Selene stand auf. "Los, Ben. Sie haben sich genug ausgeruht", sagte sie. "Auf! Auf!"

Er richtete sich mühsam auf. "Eine Pumpstation würde jedoch bedeuten, daß kein Lunarier mehr an die Oberfläche zu kommen brauchte, wenn er es nicht wollte."

"Weiter hinauf geht's, Ben. Bis zum Kamm da oben. Sehen Sie

dort, wo das Erdlicht horizontal abgeschnitten wird?"

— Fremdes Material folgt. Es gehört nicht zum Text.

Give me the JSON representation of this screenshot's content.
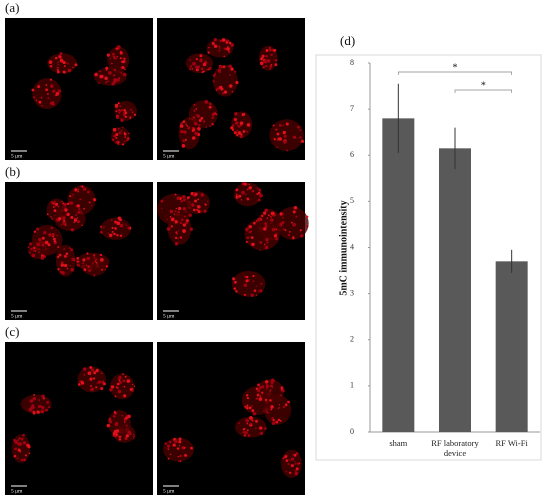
{
  "panels": [
    {
      "label": "(a)",
      "scale_bars": [
        "5 μm",
        "5 μm"
      ]
    },
    {
      "label": "(b)",
      "scale_bars": [
        "5 μm",
        "5 μm"
      ]
    },
    {
      "label": "(c)",
      "scale_bars": [
        "5 μm",
        "5 μm"
      ]
    }
  ],
  "chart_data": {
    "type": "bar",
    "label": "(d)",
    "y_label": "5mC immunointensity",
    "categories": [
      "sham",
      "RF laboratory device",
      "RF Wi-Fi"
    ],
    "values": [
      6.8,
      6.15,
      3.7
    ],
    "errors": [
      0.75,
      0.45,
      0.25
    ],
    "color": "#595959",
    "ylim": [
      0,
      8
    ],
    "yticks": [
      0,
      1,
      2,
      3,
      4,
      5,
      6,
      7,
      8
    ],
    "annotations": [
      "*",
      "*"
    ]
  }
}
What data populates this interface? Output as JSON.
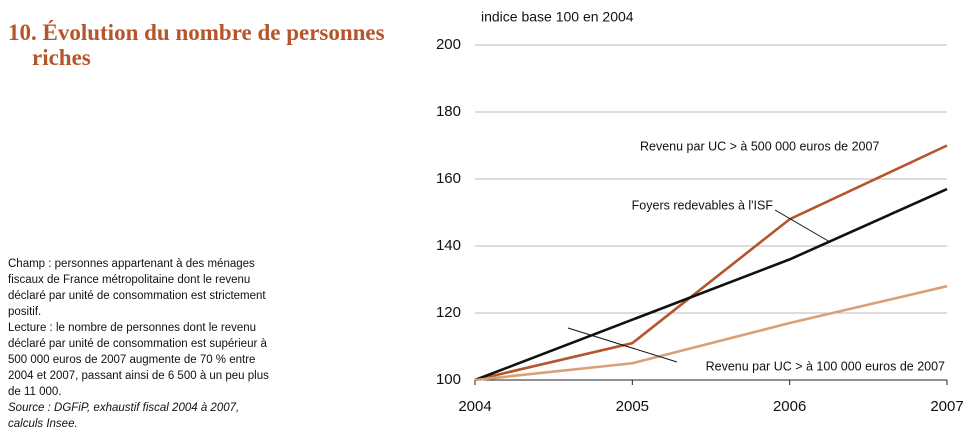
{
  "chart_data": {
    "type": "line",
    "title": "10. Évolution du nombre de personnes riches",
    "ylabel": "indice base 100 en 2004",
    "notes": [
      "Champ : personnes appartenant à des ménages fiscaux de France métropolitaine dont le revenu déclaré par unité de consommation est strictement positif.",
      "Lecture : le nombre de personnes dont le revenu déclaré par unité de consommation est supérieur à 500 000 euros de 2007 augmente de 70 % entre 2004 et 2007, passant ainsi de 6 500 à un peu plus de 11 000."
    ],
    "source": "Source : DGFiP, exhaustif fiscal 2004 à 2007, calculs Insee.",
    "x": [
      2004,
      2005,
      2006,
      2007
    ],
    "xlim": [
      2004,
      2007
    ],
    "xticks": [
      2004,
      2005,
      2006,
      2007
    ],
    "ylim": [
      100,
      200
    ],
    "yticks": [
      100,
      120,
      140,
      160,
      180,
      200
    ],
    "grid": true,
    "series": [
      {
        "name": "Revenu par UC > à 500 000 euros de 2007",
        "color": "#b5552b",
        "values": [
          100,
          111,
          148,
          170
        ]
      },
      {
        "name": "Foyers redevables à l'ISF",
        "color": "#111111",
        "values": [
          100,
          118,
          136,
          157
        ]
      },
      {
        "name": "Revenu par UC > à 100 000 euros de 2007",
        "color": "#d9a078",
        "values": [
          100,
          105,
          117,
          128
        ]
      }
    ]
  }
}
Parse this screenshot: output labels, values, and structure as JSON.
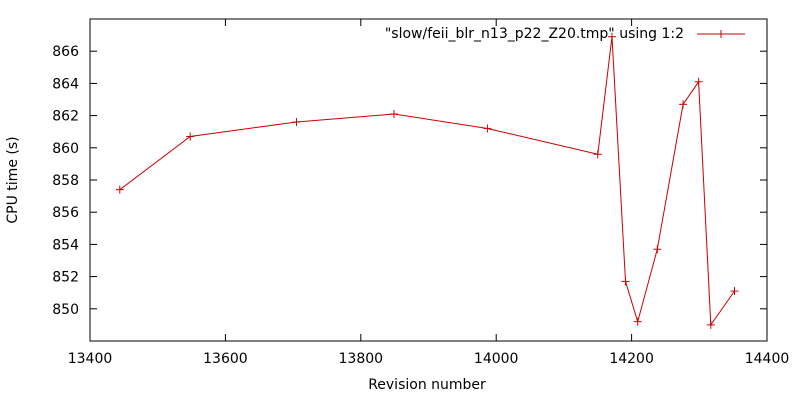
{
  "chart_data": {
    "type": "line",
    "title": "",
    "xlabel": "Revision number",
    "ylabel": "CPU time (s)",
    "xlim": [
      13400,
      14400
    ],
    "ylim": [
      848,
      868
    ],
    "xticks": [
      13400,
      13600,
      13800,
      14000,
      14200,
      14400
    ],
    "yticks": [
      850,
      852,
      854,
      856,
      858,
      860,
      862,
      864,
      866
    ],
    "grid": false,
    "legend_position": "top-right",
    "series": [
      {
        "name": "\"slow/feii_blr_n13_p22_Z20.tmp\" using 1:2",
        "color": "#cc0000",
        "marker": "plus",
        "x": [
          13444,
          13548,
          13705,
          13849,
          13987,
          14150,
          14171,
          14191,
          14209,
          14238,
          14276,
          14299,
          14317,
          14352
        ],
        "y": [
          857.4,
          860.7,
          861.6,
          862.1,
          861.2,
          859.6,
          866.9,
          851.7,
          849.2,
          853.7,
          862.7,
          864.1,
          849.0,
          851.1
        ]
      }
    ]
  }
}
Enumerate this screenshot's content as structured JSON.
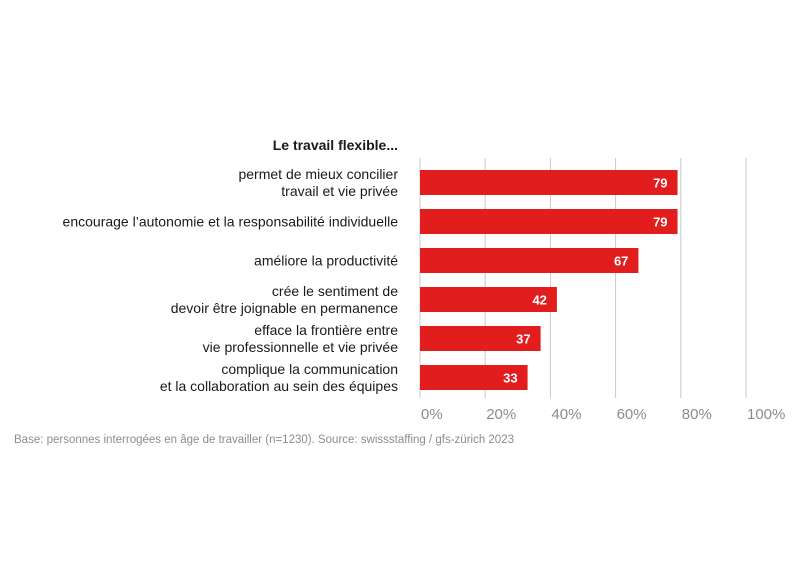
{
  "colors": {
    "bar": "#e11d1d",
    "grid": "#c8c8c8",
    "text": "#1a1a1a",
    "muted": "#8c8c8c"
  },
  "chart_data": {
    "type": "bar",
    "orientation": "horizontal",
    "title": "Le travail flexible...",
    "categories": [
      [
        "permet de mieux concilier",
        "travail et vie privée"
      ],
      [
        "encourage l’autonomie et la responsabilité individuelle"
      ],
      [
        "améliore la productivité"
      ],
      [
        "crée le sentiment de",
        "devoir être joignable en permanence"
      ],
      [
        "efface la frontière entre",
        "vie professionnelle et vie privée"
      ],
      [
        "complique la communication",
        "et la collaboration au sein des équipes"
      ]
    ],
    "values": [
      79,
      79,
      67,
      42,
      37,
      33
    ],
    "xlim": [
      0,
      100
    ],
    "xticks": [
      "0%",
      "20%",
      "40%",
      "60%",
      "80%",
      "100%"
    ],
    "grid": true,
    "source": "Base: personnes interrogées en âge de travailler (n=1230). Source: swissstaffing / gfs-zürich 2023"
  }
}
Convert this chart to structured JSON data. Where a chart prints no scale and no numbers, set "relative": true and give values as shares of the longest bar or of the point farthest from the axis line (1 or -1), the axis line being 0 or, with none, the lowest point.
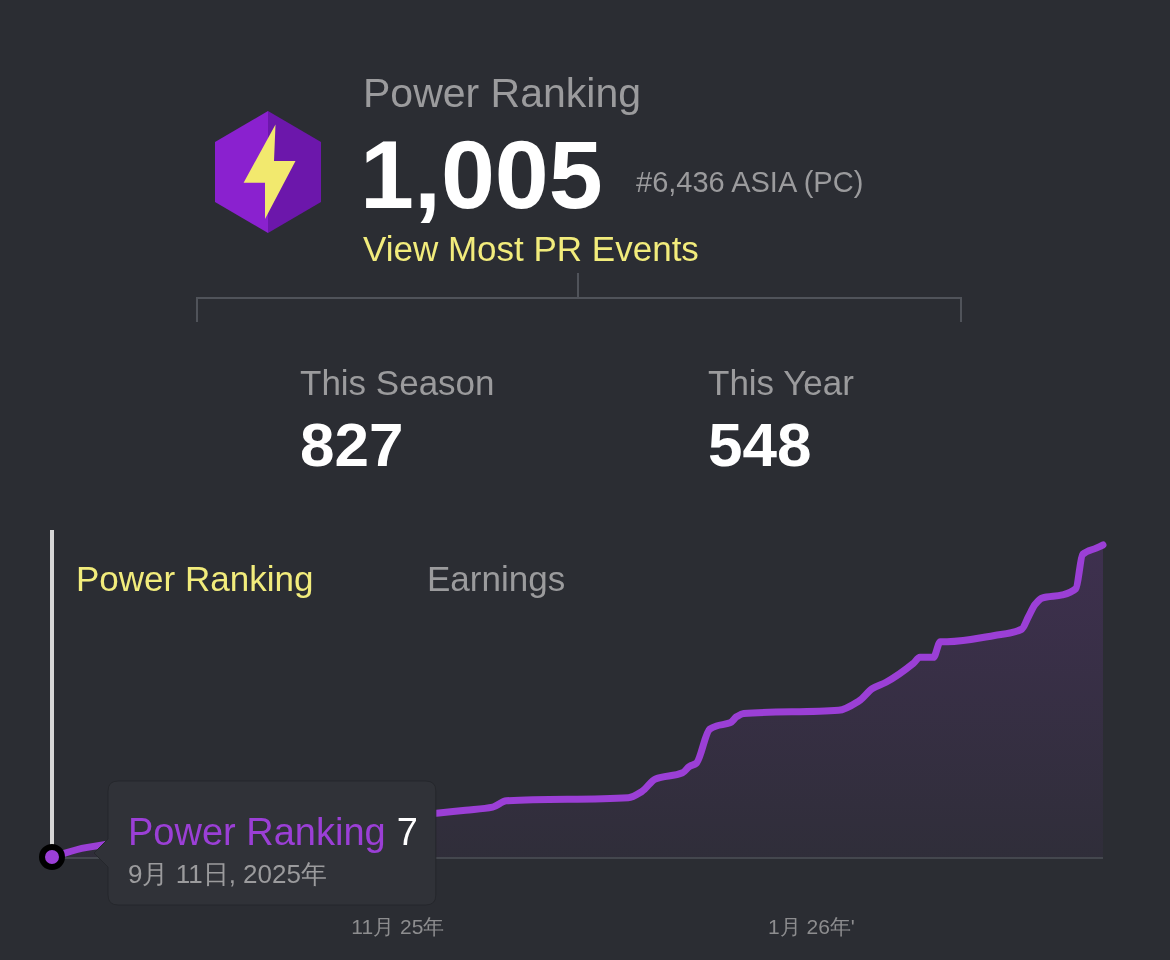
{
  "chart_data": [
    {
      "type": "other",
      "title": "Power Ranking",
      "annotations": [
        "1,005",
        "#6,436 ASIA (PC)",
        "View Most PR Events",
        "This Season",
        "827",
        "This Year",
        "548"
      ]
    },
    {
      "type": "area",
      "title": "Power Ranking",
      "relative": true,
      "x": [
        "2025-09-11",
        "2025-09-16",
        "2025-11-11",
        "2025-11-15",
        "2025-11-17",
        "2025-12-05",
        "2025-12-07",
        "2025-12-09",
        "2025-12-13",
        "2025-12-14",
        "2025-12-15",
        "2025-12-17",
        "2025-12-18",
        "2025-12-20",
        "2025-12-21",
        "2025-12-22",
        "2026-01-05",
        "2026-01-08",
        "2026-01-10",
        "2026-01-12",
        "2026-01-16",
        "2026-01-17",
        "2026-01-19",
        "2026-01-20",
        "2026-01-21",
        "2026-01-28",
        "2026-02-01",
        "2026-02-02",
        "2026-02-03",
        "2026-02-04",
        "2026-02-07",
        "2026-02-09",
        "2026-02-10",
        "2026-02-12",
        "2026-02-13"
      ],
      "xlim": [
        "2025-09-11",
        "2026-02-13"
      ],
      "xticks": [
        {
          "value": "2025-11-01",
          "label": "11月 25年"
        },
        {
          "value": "2026-01-01",
          "label": "1月 26年'"
        }
      ],
      "series": [
        {
          "name": "Power Ranking",
          "color": "#9b3fd6",
          "values": [
            0,
            0.03,
            0.15,
            0.16,
            0.18,
            0.19,
            0.21,
            0.25,
            0.27,
            0.29,
            0.3,
            0.41,
            0.42,
            0.43,
            0.45,
            0.46,
            0.47,
            0.5,
            0.54,
            0.56,
            0.62,
            0.64,
            0.64,
            0.69,
            0.69,
            0.71,
            0.73,
            0.77,
            0.81,
            0.83,
            0.84,
            0.86,
            0.97,
            0.99,
            1
          ]
        }
      ],
      "ref_lines": [
        {
          "axis": "x",
          "value": "2025-09-11",
          "color": "#d6d6d6"
        }
      ],
      "annotations": [
        "Earnings",
        "7",
        "9月 11日, 2025年"
      ]
    }
  ]
}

Sie legten das letzte Stück Weg schweigend zurück. Denison bemerkte eine glatte Fläche zur Linken - einen breiten Streifen Abhang, der von Staub völlig frei zu sein schien.

"Da kommt kein Anfänger hinauf - zu glatt", beantwortete Selene seine unausgesprochene Frage. "Nun werden Sie nicht übermütig und verlangen von mir, daß ich Ihnen auch noch den Känguruh-Sprung beibringe."

Gleichzeitig vollführte sie einen Känguruh-Sprung, schwang sich dabei vor dem Aufsetzen herum und sagte: "Hier sind wir richtig. Setzen Sie sich, und ich bringe..."

Denison gehorchte und drehte sich zum Hang. Unsicher schaute er die Schräge hinab. "Kann man wirklich darauf gleiten?"

"Natürlich. Die Schwerkraft ist hier schwächer als auf der Erde

also wird man auch viel weniger gegen den Boden gedrückt, und das bedeutet, daß es weniger Reibung gibt. Auf dem Mond ist alles glatter als auf der Erde. Deshalb sehen die Fußböden in unseren Korridoren und Wohnungen auch so unvollendet aus. Möchten Sie meinen kleinen Vortrag über dieses Thema hören - den, den ich den Touristen immer halte?"